“’No!’ That’s my new philosophy.”
-Sally in You’re A Good Man, Charlie Brown
Three weeks ago, I went out to the living room where my flatmate was working away on a big assignment, and said, “I don’t wanna anything.”
She said, “Maybe you don’t want to one thing.”
“I don’t want to finish an Uproar post.”
“Maybe you should find a quote that says, ‘I don’t want to,’ and then you can write, ‘I agree.’”
We laughed about that. Then we laughed about different quotes, and looked up songs, and ended up listening to You’re A Good Man Charlie Brown. Then we reminded the cat that there are a lot of good reasons not to chew on power cords. Then I washed some dishes. And I realized, I wanted to do all of those things. I wanted to go for a walk (though sometimes it’s hard to get started), I wanted to wonder through You’re A Good Man Charlie Brown again. I want to talk with you.

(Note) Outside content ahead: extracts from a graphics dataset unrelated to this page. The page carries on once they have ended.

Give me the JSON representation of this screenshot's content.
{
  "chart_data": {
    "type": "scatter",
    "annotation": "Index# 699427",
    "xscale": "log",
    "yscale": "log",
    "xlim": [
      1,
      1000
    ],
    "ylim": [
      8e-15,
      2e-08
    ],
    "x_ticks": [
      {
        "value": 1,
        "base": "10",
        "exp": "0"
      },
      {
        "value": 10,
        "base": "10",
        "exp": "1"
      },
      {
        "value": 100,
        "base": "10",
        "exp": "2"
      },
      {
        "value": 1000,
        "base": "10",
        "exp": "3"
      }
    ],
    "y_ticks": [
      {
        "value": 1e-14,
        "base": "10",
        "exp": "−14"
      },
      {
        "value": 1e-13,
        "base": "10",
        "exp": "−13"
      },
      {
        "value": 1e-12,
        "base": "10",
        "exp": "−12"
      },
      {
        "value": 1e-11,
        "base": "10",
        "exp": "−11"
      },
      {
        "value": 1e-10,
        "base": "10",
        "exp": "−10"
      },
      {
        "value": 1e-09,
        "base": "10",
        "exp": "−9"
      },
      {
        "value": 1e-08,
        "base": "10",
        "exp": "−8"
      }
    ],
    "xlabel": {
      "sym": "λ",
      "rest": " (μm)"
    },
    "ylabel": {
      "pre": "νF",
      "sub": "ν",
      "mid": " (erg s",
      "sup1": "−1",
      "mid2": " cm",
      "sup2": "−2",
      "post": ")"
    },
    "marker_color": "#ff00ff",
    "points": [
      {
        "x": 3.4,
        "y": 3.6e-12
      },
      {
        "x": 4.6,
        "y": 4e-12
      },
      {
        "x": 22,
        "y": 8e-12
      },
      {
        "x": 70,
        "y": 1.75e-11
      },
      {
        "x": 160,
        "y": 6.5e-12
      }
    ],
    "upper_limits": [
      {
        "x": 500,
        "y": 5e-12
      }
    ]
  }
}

I want to keep working on my book, keep teaching, keep finding ways to help. I want to lots of things: I just didn’t want to one thing, or more specifically, I didn’t want to one thing the way I thought it had to be done. As a teacher, I saw a lot of young people who didn’t want to write the paper. I also saw a lot of students who judged themselves by their productivity (like I do, and am learning to stop doing), and I started to hear in their no an insistence that there had to be another way to write. To learn. To be.
I hear a lot about powering through. I hear less about abandoning the paths that don’t work. And I think sometimes it’s the no, the refusal, that makes space for a new choice. No. That’s a good philosophy.